VC firms provide not only financial support but also mentorship, guidance and
connections required to succeed startups. This support system encourages
entrepreneurship and innovation thus creating new products and services and creating
new markets for such products.

1.

Financial services are economic services provided by finance industry consisting of broad range of
services including banking, investing, insurance, etc. Financial service sector provides financial
services to people and corporations. This segment of economy consists of various organized and
unorganized components like banks, investment houses, broker services, insurance services, credit
lenders and many more. Financial service sector is primary driver of nation’s economy. It provides
free flow of capital and liquidity in marketplace. Financial services firms make it easy to generate
flow of capital in various businesses, industries, sectors, etc. through credit lending. Financial
services are responsible for free flow of money in economy, its growth and optimal performance.

Financial services are backbone of economy as they contribute greatly toward the GDP of country.
Financial services are also responsible for creation of employment, Foreign Direct Investment (FDI),
mobilizing funds, long term credit facilities, insurance, investment services, banking services,
investment services and many more.

 Nature of Financial Services –

1) Intangibility – Any type of services provided by service provider are intangible in nature so
are financial services. Businesses need to build their goodwill and confidence in clients for
providing best performing and efficient financial services to them which will meet the
financial requirement and goals of clients.
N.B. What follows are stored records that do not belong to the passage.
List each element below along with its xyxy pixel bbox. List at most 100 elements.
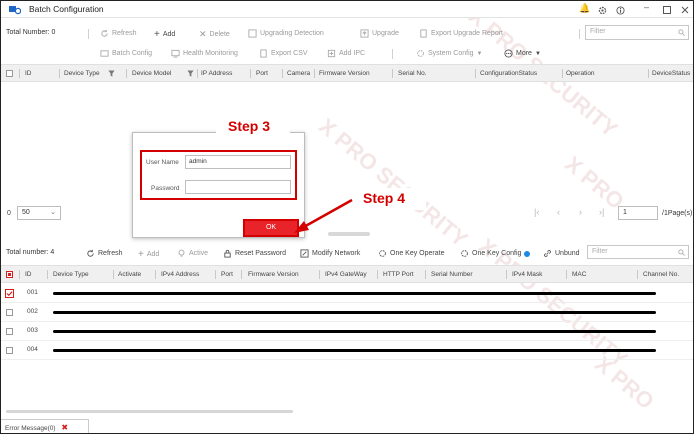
table-row[interactable]: 004 bbox=[1, 341, 693, 360]
page-total: /1Page(s) bbox=[662, 210, 693, 217]
delete-button[interactable]: ✕ Delete bbox=[199, 29, 230, 40]
window-title: Batch Configuration bbox=[29, 4, 104, 14]
refresh-icon bbox=[101, 29, 108, 37]
col-id[interactable]: ID bbox=[25, 271, 32, 278]
modify-network-button[interactable]: Modify Network bbox=[300, 249, 360, 258]
lower-add-button[interactable]: + Add bbox=[138, 249, 159, 260]
select-all-checkbox[interactable] bbox=[6, 271, 13, 278]
error-message-tab[interactable]: Error Message(0) ✖ bbox=[1, 419, 89, 433]
col-firmware-version[interactable]: Firmware Version bbox=[319, 70, 370, 77]
plus-icon: + bbox=[138, 249, 144, 260]
row-id: 002 bbox=[27, 308, 38, 315]
column-separator bbox=[19, 69, 20, 78]
export-icon bbox=[260, 49, 267, 58]
col-operation[interactable]: Operation bbox=[566, 70, 595, 77]
batch-config-button[interactable]: Batch Config bbox=[100, 49, 152, 58]
system-config-dropdown[interactable]: System Config ▼ bbox=[416, 49, 482, 58]
col-camera[interactable]: Camera bbox=[287, 70, 310, 77]
column-separator bbox=[562, 69, 563, 78]
redacted-row-data bbox=[53, 311, 656, 314]
gear-icon[interactable] bbox=[598, 6, 607, 15]
upper-table-header: ID Device Type Device Model IP Address P… bbox=[1, 64, 693, 82]
add-ipc-label: Add IPC bbox=[339, 50, 366, 57]
error-x-icon: ✖ bbox=[61, 423, 69, 432]
add-button[interactable]: + Add bbox=[154, 29, 175, 40]
col-http-port[interactable]: HTTP Port bbox=[383, 271, 414, 278]
reset-password-button[interactable]: Reset Password bbox=[223, 249, 286, 258]
filter-icon[interactable] bbox=[187, 70, 194, 77]
upgrade-button[interactable]: Upgrade bbox=[360, 29, 399, 38]
minimize-icon[interactable]: – bbox=[644, 2, 649, 12]
col-ipv4-address[interactable]: IPv4 Address bbox=[161, 271, 199, 278]
prev-page-icon[interactable]: ‹ bbox=[557, 207, 560, 217]
column-separator bbox=[19, 270, 20, 279]
row-checkbox[interactable] bbox=[6, 328, 13, 335]
column-separator bbox=[314, 69, 315, 78]
divider bbox=[579, 29, 580, 39]
redacted-row-data bbox=[53, 292, 656, 295]
health-monitoring-button[interactable]: Health Monitoring bbox=[171, 49, 238, 58]
table-row[interactable]: 001 bbox=[1, 284, 693, 303]
column-separator bbox=[566, 270, 567, 279]
col-activate[interactable]: Activate bbox=[118, 271, 141, 278]
table-row[interactable]: 003 bbox=[1, 322, 693, 341]
add-ipc-button[interactable]: Add IPC bbox=[327, 49, 365, 58]
checked-checkbox[interactable] bbox=[5, 289, 14, 298]
activate-label: Active bbox=[189, 250, 209, 257]
activate-button[interactable]: Active bbox=[177, 249, 208, 258]
column-separator bbox=[47, 270, 48, 279]
export-upgrade-report-button[interactable]: Export Upgrade Report bbox=[419, 29, 503, 38]
more-icon bbox=[504, 49, 513, 58]
upgrading-detection-button[interactable]: Upgrading Detection bbox=[248, 29, 324, 38]
filter-icon[interactable] bbox=[108, 70, 115, 77]
bell-icon[interactable]: 🔔 bbox=[579, 3, 590, 14]
close-icon[interactable] bbox=[681, 6, 689, 14]
row-checkbox[interactable] bbox=[6, 309, 13, 316]
next-page-icon[interactable]: › bbox=[579, 207, 582, 217]
col-ipv4-mask[interactable]: IPv4 Mask bbox=[512, 271, 542, 278]
col-port[interactable]: Port bbox=[221, 271, 233, 278]
error-message-label: Error Message(0) bbox=[5, 425, 56, 432]
horizontal-scrollbar[interactable] bbox=[6, 410, 293, 413]
col-serial-number[interactable]: Serial Number bbox=[431, 271, 473, 278]
column-separator bbox=[215, 270, 216, 279]
more-label: More bbox=[516, 50, 532, 57]
column-separator bbox=[59, 69, 60, 78]
page-size-select[interactable]: 50 ⌄ bbox=[17, 206, 61, 220]
maximize-icon[interactable] bbox=[663, 6, 671, 14]
lower-filter-input[interactable]: Filter bbox=[587, 245, 689, 259]
col-ipv4-gateway[interactable]: IPv4 GateWay bbox=[325, 271, 367, 278]
col-device-status[interactable]: DeviceStatus bbox=[652, 70, 690, 77]
first-page-icon[interactable]: |‹ bbox=[534, 207, 539, 217]
col-device-model[interactable]: Device Model bbox=[132, 70, 171, 77]
lower-table-header: ID Device Type Activate IPv4 Address Por… bbox=[1, 265, 693, 283]
table-row[interactable]: 002 bbox=[1, 303, 693, 322]
page-number-input[interactable]: 1 bbox=[618, 206, 658, 220]
col-configuration-status[interactable]: ConfigurationStatus bbox=[480, 70, 537, 77]
divider bbox=[392, 49, 393, 59]
export-csv-button[interactable]: Export CSV bbox=[259, 49, 308, 58]
one-key-operate-button[interactable]: One Key Operate bbox=[378, 249, 444, 258]
more-dropdown[interactable]: More ▼ bbox=[504, 49, 541, 58]
filter-input[interactable]: Filter bbox=[585, 25, 689, 40]
one-key-config-button[interactable]: One Key Config bbox=[460, 249, 531, 258]
col-device-type[interactable]: Device Type bbox=[53, 271, 89, 278]
info-icon[interactable] bbox=[616, 6, 625, 15]
col-id[interactable]: ID bbox=[25, 70, 32, 77]
row-checkbox[interactable] bbox=[6, 347, 13, 354]
col-device-type[interactable]: Device Type bbox=[64, 70, 100, 77]
col-serial-no[interactable]: Serial No. bbox=[398, 70, 427, 77]
select-all-checkbox[interactable] bbox=[6, 70, 13, 77]
refresh-button[interactable]: Refresh bbox=[100, 29, 137, 38]
batch-config-label: Batch Config bbox=[112, 50, 153, 57]
lower-refresh-button[interactable]: Refresh bbox=[86, 249, 123, 258]
col-channel-no[interactable]: Channel No. bbox=[643, 271, 679, 278]
last-page-icon[interactable]: ›| bbox=[599, 207, 604, 217]
col-mac[interactable]: MAC bbox=[572, 271, 586, 278]
lower-refresh-label: Refresh bbox=[98, 250, 123, 257]
col-firmware-version[interactable]: Firmware Version bbox=[248, 271, 299, 278]
col-ip-address[interactable]: IP Address bbox=[201, 70, 232, 77]
unbind-button[interactable]: Unbund bbox=[543, 249, 580, 258]
col-port[interactable]: Port bbox=[256, 70, 268, 77]
lower-add-label: Add bbox=[146, 251, 160, 258]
2) Customer Oriented – The financial institutes have to study a lot of consumer data to identify
their requirements and demands. The financial institutions make different strategies relating
to cost, liquidity and maturity consideration of financial products. Hence, financial services
are customer oriented.

3) Inseparability – Financial institutions and its customers cannot be separated from each other
while producing and supplying financial services as both functions of financial services are
done at same time.
4) Perishability – Financial services cannot be stored as they need to be created and delivered
to target customers as per their requirement. So, it is important for financial institutions to
assure that there is match of demand and supply of financial services.

5) Dynamism – The financial services should be dynamic so that they can be changed as per
socio-economic changes change the economy like disposal of income, standard of living,
level of education, etc. The financial services should be efficient so that new series can be
made by studying the future wants of consumers.

6) Derivatives and Catalysts – The financial services are derivatives of financial markets and
thus they also act as catalyst in market operations. The efficiency of market and its
performance depends upon the efficient working of financial services.

2.

Fund based financial services-

Fund based financial services are the fund services or financing services that are provided by banks
to their customers like short term and long term loans.